Si tratta sostanzialmente di “sassolini” che si creano dall’accumulo di sostanze di scarto troppo concentrate (calcio, acido urico, cistina), che possono restare nel rene oppure venire espulsi in maniera naturale con l’urina, dopo essere passati nella vescica.

É un problema abbastanza comune sia negli uomini che nelle donne, si stima che ne soffra circa il 15% dei primi e il 10% delle seconde, con un’incidenza maggiore tra i 30 e i 60 anni.

Ciò che fa la differenza, è la dimensione dei calcoli: se sono piccoli, come detto vengono espulsi durante la minzione; se però sono più grandi, il loro passaggio può provocare un dolore intenso (colica renale) oppure possono bloccarsi all’interno del rene.

Oltre ad un dolore persistente al fianco, altri sintomi della presenza di calcoli renali sono dolore durante la minzione, presenza di sangue nelle urine, nausea e maggior necessità di urinare spesso.

Il medico urologo può rilevare la presenza di calcoli renali grazie ad un’ecografia dell’apparato urinario, un esame semplice e assolutamente non doloroso né invasivo.

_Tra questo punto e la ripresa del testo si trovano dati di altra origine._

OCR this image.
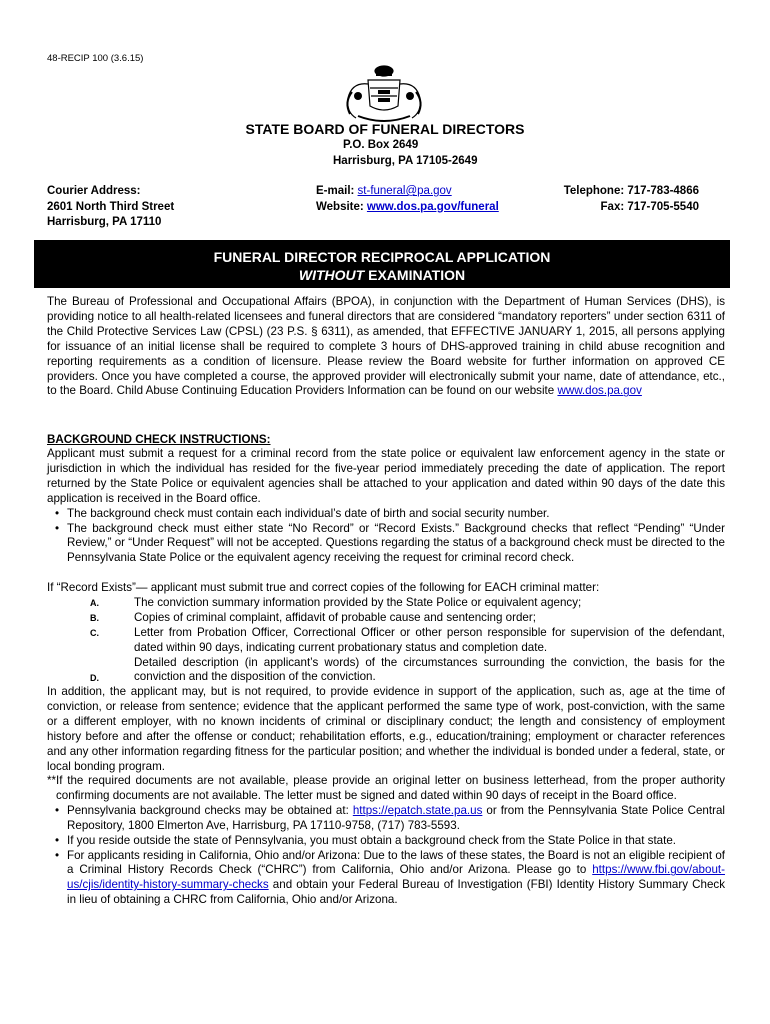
48-RECIP 100 (3.6.15)
STATE BOARD OF FUNERAL DIRECTORS
P.O. Box 2649
Harrisburg, PA 17105-2649
Courier Address:
2601 North Third Street
Harrisburg, PA 17110
E-mail: st-funeral@pa.gov
Website: www.dos.pa.gov/funeral
Telephone: 717-783-4866
Fax: 717-705-5540
FUNERAL DIRECTOR RECIPROCAL APPLICATION
WITHOUT EXAMINATION
The Bureau of Professional and Occupational Affairs (BPOA), in conjunction with the Department of Human Services (DHS), is providing notice to all health-related licensees and funeral directors that are considered “mandatory reporters” under section 6311 of the Child Protective Services Law (CPSL) (23 P.S. § 6311), as amended, that EFFECTIVE JANUARY 1, 2015, all persons applying for issuance of an initial license shall be required to complete 3 hours of DHS-approved training in child abuse recognition and reporting requirements as a condition of licensure. Please review the Board website for further information on approved CE providers. Once you have completed a course, the approved provider will electronically submit your name, date of attendance, etc., to the Board. Child Abuse Continuing Education Providers Information can be found on our website www.dos.pa.gov
BACKGROUND CHECK INSTRUCTIONS:
Applicant must submit a request for a criminal record from the state police or equivalent law enforcement agency in the state or jurisdiction in which the individual has resided for the five-year period immediately preceding the date of application. The report returned by the State Police or equivalent agencies shall be attached to your application and dated within 90 days of the date this application is received in the Board office.
• The background check must contain each individual’s date of birth and social security number.
• The background check must either state “No Record” or “Record Exists.” Background checks that reflect “Pending” “Under Review,” or “Under Request” will not be accepted. Questions regarding the status of a background check must be directed to the Pennsylvania State Police or the equivalent agency receiving the request for criminal record check.
If “Record Exists”— applicant must submit true and correct copies of the following for EACH criminal matter:
A.	The conviction summary information provided by the State Police or equivalent agency;
B.	Copies of criminal complaint, affidavit of probable cause and sentencing order;
C.	Letter from Probation Officer, Correctional Officer or other person responsible for supervision of the defendant, dated within 90 days, indicating current probationary status and completion date.
D.
Detailed description (in applicant’s words) of the circumstances surrounding the conviction, the basis for the conviction and the disposition of the conviction.
In addition, the applicant may, but is not required, to provide evidence in support of the application, such as, age at the time of conviction, or release from sentence; evidence that the applicant performed the same type of work, post-conviction, with the same or a different employer, with no known incidents of criminal or disciplinary conduct; the length and consistency of employment history before and after the offense or conduct; rehabilitation efforts, e.g., education/training; employment or character references and any other information regarding fitness for the particular position; and whether the individual is bonded under a federal, state, or local bonding program.
**If the required documents are not available, please provide an original letter on business letterhead, from the proper authority confirming documents are not available. The letter must be signed and dated within 90 days of receipt in the Board office.
• Pennsylvania background checks may be obtained at: https://epatch.state.pa.us or from the Pennsylvania State Police Central Repository, 1800 Elmerton Ave, Harrisburg, PA 17110-9758, (717) 783-5593.
• If you reside outside the state of Pennsylvania, you must obtain a background check from the State Police in that state.
• For applicants residing in California, Ohio and/or Arizona: Due to the laws of these states, the Board is not an eligible recipient of a Criminal History Records Check (“CHRC”) from California, Ohio and/or Arizona. Please go to https://www.fbi.gov/about-us/cjis/identity-history-summary-checks and obtain your Federal Bureau of Investigation (FBI) Identity History Summary Check in lieu of obtaining a CHRC from California, Ohio and/or Arizona.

Cause principali dei calcoli renali

Spesso la presenza dei calcoli è determinata da molteplici fattori, tra cui:

  • ereditarietà
  • disidratazione (quando non si beve a sufficienza)
  • alimentazione sbilanciata con eccesso di proteine, zuccheri e sodio e carenza di fibre
  • obesità
  • infiammazioni dell’apparato digerente, diarrea cronica e anche l’assunzione di alcuni farmaci.

Prevenzione e cura

La prevenzione migliore consiste nel diluire la propria urina in modo che le sostanze di scarto non siano troppo concentrate: per farlo, basta bere acqua in abbondanza, indicativamente tra i 2 e i 3 litri al giorno. L’urina si valuta dal colore: più è chiaro, più è diluita.

La maggior parte dei calcoli renali viene eliminata con l’urina, anche se potrebbe essere necessario assumere degli antidolorifici, degli antiemetici o degli antibiotici, a seconda della gravità del sintomo.

Laddove, per le proprie dimensioni, il calcolo non possa essere espulso in modo naturale, si può procedere tramite terapia con onde d’urto, che lo colpiscono e lo frantumano, oppure nei casi più difficili può rendersi necessario procedere tramite piccoli interventi chirurgici.